The problem with annoyingly linear is not that it is linear, but that it is annoyingly so. Done well: Portal, a puzzle game where the whole point is to get from Point A to Point B. Done not too badly: the last level of Portal, where the tile set changes but there is still just the one path and someone has conveniently painted signs as if this too were a planned part of the enrichment center activity.

Done fairly badly: City of Heroes office buildings, where each set of elevators only goes between two floors. To get to his office on the top floor, the boss must walk about a mile and take five or ten staircases (on the strange multi-story floors). The shapes of the floors have no connection to each other, despite the normal outside appearance. Darn non-Euclidean architects. This one is bad in terms of logic and suspension of disbelief, not gameplay; as a gameplay element, the buildings are fairly straightforward tubes of monster to smash.

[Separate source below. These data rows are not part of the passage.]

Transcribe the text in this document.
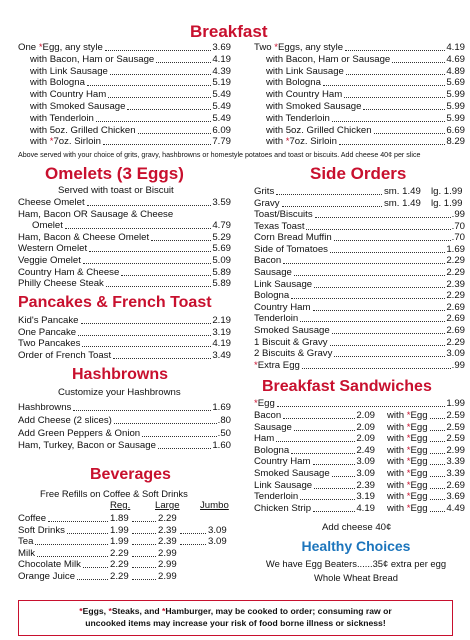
Breakfast
Above served with your choice of grits, gravy, hashbrowns or homestyle potatoes and toast or biscuits. Add cheese 40¢ per slice
Omelets (3 Eggs)
Served with toast or Biscuit
Side Orders
Pancakes & French Toast
Hashbrowns
Customize your Hashbrowns	Breakfast Sandwiches
Beverages
Free Refills on Coffee & Soft Drinks
Healthy Choices
We have Egg Beaters......35¢ extra per egg
Whole Wheat Bread
*Eggs, *Steaks, and *Hamburger, may be cooked to order; consuming raw or
uncooked items may increase your risk of food borne illness or sickness!
One *Egg, any style	3.69
with Bacon, Ham or Sausage	4.19
with Link Sausage	4.39
with Bologna	5.19
with Country Ham	5.49
with Smoked Sausage	5.49
with Tenderloin	5.49
with 5oz. Grilled Chicken	6.09
with *7oz. Sirloin	7.79
Two *Eggs, any style	4.19
with Bacon, Ham or Sausage	4.69
with Link Sausage	4.89
with Bologna	5.69
with Country Ham	5.99
with Smoked Sausage	5.99
with Tenderloin	5.99
with 5oz. Grilled Chicken	6.69
with *7oz. Sirloin	8.29
Cheese Omelet	3.59
Ham, Bacon OR Sausage & Cheese
Omelet	4.79
Ham, Bacon & Cheese Omelet	5.29
Western Omelet	5.69
Veggie Omelet	5.09
Country Ham & Cheese	5.89
Philly Cheese Steak	5.89
Grits	sm. 1.49 lg. 1.99
Gravy	sm. 1.49 lg. 1.99
Toast/Biscuits	.99
Texas Toast	.70
Corn Bread Muffin	.70
Side of Tomatoes	1.69
Bacon	2.29
Sausage	2.29
Link Sausage	2.39
Bologna	2.29
Country Ham	2.69
Tenderloin	2.69
Smoked Sausage	2.69
1 Biscuit & Gravy	2.29
2 Biscuits & Gravy	3.09
*Extra Egg	.99
Kid's Pancake	2.19
One Pancake	3.19
Two Pancakes	4.19
Order of French Toast	3.49
Hashbrowns	1.69
Add Cheese (2 slices)	.80
Add Green Peppers & Onion	.50
Ham, Turkey, Bacon or Sausage	1.60
*Egg	1.99
Bacon	2.09 with *Egg 2.59
Sausage	2.09 with *Egg 2.59
Ham	2.09 with *Egg 2.59
Bologna	2.49 with *Egg 2.99
Country Ham	3.09 with *Egg 3.39
Smoked Sausage	3.09 with *Egg 3.39
Link Sausage	2.39 with *Egg 2.69
Tenderloin	3.19 with *Egg 3.69
Chicken Strip	4.19 with *Egg 4.49
Add cheese 40¢
Reg.	Large Jumbo
Coffee	1.89	2.29
Soft Drinks	1.99	2.39	3.09
Tea	1.99	2.39	3.09
Milk	2.29	2.99
Chocolate Milk	2.29	2.99
Orange Juice	2.29	2.99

The gameplay problem is when things are less linear, and you must find the last three enemies standing behind a rock around a corner on a small incline on a spur off the third path on the second level, who did not notice when you fired some grenades and a sonic wail at their boss twenty feet away.

Done badly: Garth Agarwen in Middle Earth’s Lone Lands. Garth Agarwen is an outdoor instance, your group’s own chunk of the red swamp. There are a few loops and dead-ends, and a fork separating the two big bosses, but mostly it is a path that winds around itself. It faces the same strange architecture whereby you go through every room to get to the back. It is as if you took all the hallways out of your home and put a door on either side of each room. And sometimes the door is a trapdoor leading to your basement, then up to the catwalk you built near the ceiling to get to the trapdoor up into the bathroom, through the door in the back of the shower into the laundry room, slide the oven aside to get into kitchen, take the door to the kids’ room, out the window into a fenced portion of the backyard, climb the ladder to the top of the shed, then walk across the board into your bedroom window to get your cell phone, which already went to voice mail, dangit. Was that oven-slide a one-way passage? I need to use the bathroom. It might be faster to jump out the other bedroom window and walk around to the front door, assuming the dogs haven’t respawned.

Again, this is not necessarily bad gameplay, although it is annoying to see a teammate just above your jumping height when you know it will take a hundred yards of running to reach him. Could you just throw me a rope? Or when you shoot an enemy and must wait a minute while he navigates all those corners on the way to you. Or when you try to think about the enemy actually living there. Okay, it’s annoying.

: Zubon

3 thoughts on “Also Annoyingly Linear”

  1. garth agarwen gets everyone lost.. though most of the instances seem to get people lost cuz they are mazes in Lotro IMO. I always thought that was funny in City of Heroes btw.

  2. It was also done well for at least the first two thirds of Bioshock, though you don’t get to find out why until you get that two thirds of the way into the game.

  3. This is why I loved Nektropos Castle in Everquest II. Even if you have to follow a fairly linear to-do list to get to the last boss, there are all kinds of little side hallways, puzzles, and short quests that take you to completely different parts of the castle off the main path. Even the main path has some flexibility, as the whole castle is connected by hallways instead of just doors, as you mentioned.